By the end of the game they were calling on Wenger to “spend some f—— money” and they sang it over and over again in case he was under any illusion as to the point being made, from a group of supporters who seem more unhappy than ever.
Last season it was Arsenal who beat Leicester home and away when Claudio Ranieri’s team scored that improbable Premier League title, and this time Wenger’s team have started the new campaign with one point from their first two games and a palpable discontent in the stands. It was Ranieri’s team who might have won this game at the close, and it is Wenger who feels the pressure.
For Ranieri there were frustrations as well, including two penalty appeals which were both turned down by referee Mark Clattenburg, the second of which on substitute Ahmed Musa by Héctor Bellerín looked credible. For Leicester, who also have just one point from their first two games, there will be regrets but the glow of last season will last for some time yet.
For all the usual hard-running of Vardy this was one of those days when not even last season’s top goalscorer could force the issue. He missed with his best chance in the second half, and in the closing stages, Petr Cech was the equal of Riyad Mahrez, another man who might have signed for Arsenal this summer but elected to stay at Leicester instead.
The first home game of the champions’ defence was, all told, at times very low on quality, with possession squandered again and again. Both sides played it at the kind of blistering pace that gave it the atmosphere of a cup tie from the very start, but a cup tie in which neither team had the finesse to finish off the other.
The home fans made mileage of Vardy and Mahrez’s decision to remain at the title-winners rather than up sticks to the Emirates, and there will likely be more of that to come. While Mahrez was outstanding at times, however, he could not force the breakthrough and Vardy missed with a right-foot shot when Marc Albrighton robbed Laurent Koscielny and put the striker in.
Ordinarily for Arsenal a point away at the champions would have been no bad result, and there were times when they might even have won the game in the last 10 minutes. The return of Koscielny as centre-back and captain had a transformative effect on Wenger’s defence and the Frenchman partnered the 20-year-old Rob Holding who was preferred to Calum Chambers at centre-back.
Holding looks like a prospect, and the steady judgment of Koscielny alongside him will only be a benefit to the young Englishman. For the benefit of the England team, one can only hope that the tumult of playing for Arsenal in these turbulent times does not do for his confidence.
Vardy was out to do the kind of damage he can inflict on a defence, one of those furious chasing displays when he seems to cover the ground to reach a defender in the time it takes for the poor soul to look up. At one point in the first half Mahrez Cruyff-turned the life out of Bellerín.
It was a ropy old first half, with the ball in the air a lot in the windy conditions and not much finesse from the league that likes to think of itself as the greatest in the world. Then there was a moment near the end of the first half when the game might have turned.

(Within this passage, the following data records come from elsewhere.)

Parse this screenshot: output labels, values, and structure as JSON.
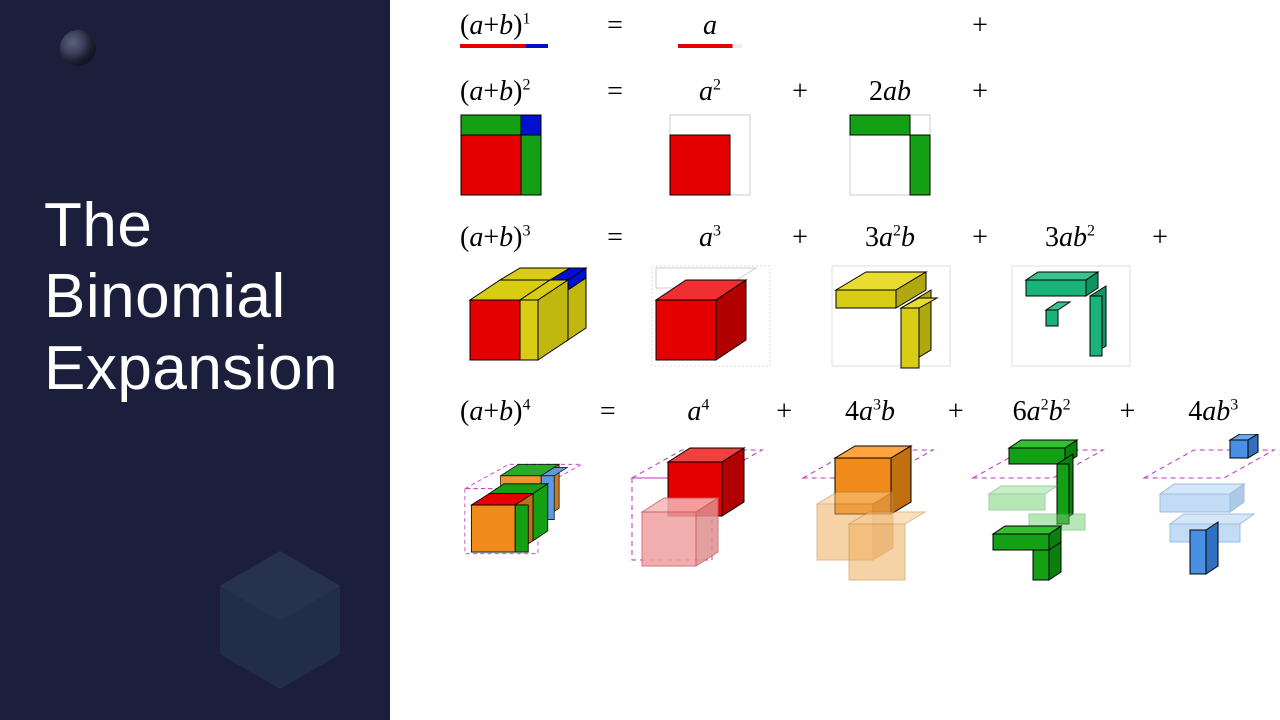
{
  "title": "The\nBinomial\nExpansion",
  "colors": {
    "panel_bg": "#1b1f3b",
    "text_light": "#ffffff",
    "red": "#e40000",
    "blue": "#0010d0",
    "green": "#14a015",
    "yellow": "#d8cc15",
    "teal": "#1ab37a",
    "orange": "#f08a1b",
    "lightblue": "#4a90e2",
    "magenta": "#c030c0",
    "outline": "#000000"
  },
  "rows": [
    {
      "lhs_base": "(a+b)",
      "lhs_exp": "1",
      "terms": [
        {
          "coef": "",
          "base": "a",
          "exp": ""
        },
        {
          "coef": "",
          "base": "",
          "exp": ""
        }
      ],
      "underline": true
    },
    {
      "lhs_base": "(a+b)",
      "lhs_exp": "2",
      "terms": [
        {
          "coef": "",
          "base": "a",
          "exp": "2"
        },
        {
          "coef": "2",
          "base": "ab",
          "exp": ""
        },
        {
          "coef": "",
          "base": "",
          "exp": ""
        }
      ]
    },
    {
      "lhs_base": "(a+b)",
      "lhs_exp": "3",
      "terms": [
        {
          "coef": "",
          "base": "a",
          "exp": "3"
        },
        {
          "coef": "3",
          "base": "a",
          "exp": "2",
          "tail": "b"
        },
        {
          "coef": "3",
          "base": "ab",
          "exp": "2"
        },
        {
          "coef": "",
          "base": "",
          "exp": ""
        }
      ]
    },
    {
      "lhs_base": "(a+b)",
      "lhs_exp": "4",
      "terms": [
        {
          "coef": "",
          "base": "a",
          "exp": "4"
        },
        {
          "coef": "4",
          "base": "a",
          "exp": "3",
          "tail": "b"
        },
        {
          "coef": "6",
          "base": "a",
          "exp": "2",
          "tail": "b",
          "tailexp": "2"
        },
        {
          "coef": "4",
          "base": "ab",
          "exp": "3"
        }
      ]
    }
  ]
}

A sharp throughball from Mahrez put Vardy in on goal where Cech was quick enough off his line to push it away. Possession fell to Danny Drinkwater who tangled with Koscielny. It looked clear enough as a penalty but Clattenburg was unconvinced. Vardy tried to cut the ball back but there was no one waiting in the area.
It took a few replays to unpick but Clattenburg looked to have called it right, with no contact between Koscielny and the Leicester midfielder, and the referee had the endorsement of his former select group peer Howard Webb from the BT Sport studio.
In the closing stages, Theo Walcott had an attempt at goal which Wes Morgan did well to get a foot on. There was the Vardy chance and Musa’s appeal for a penalty that was not given. In the end the brilliant Mahrez tried to decide it on his own by drifting through the Arsenal defence and shooting at goal. Cech was the equal of that attempt but it will take rather more than this to pacify an unhappy Arsenal support.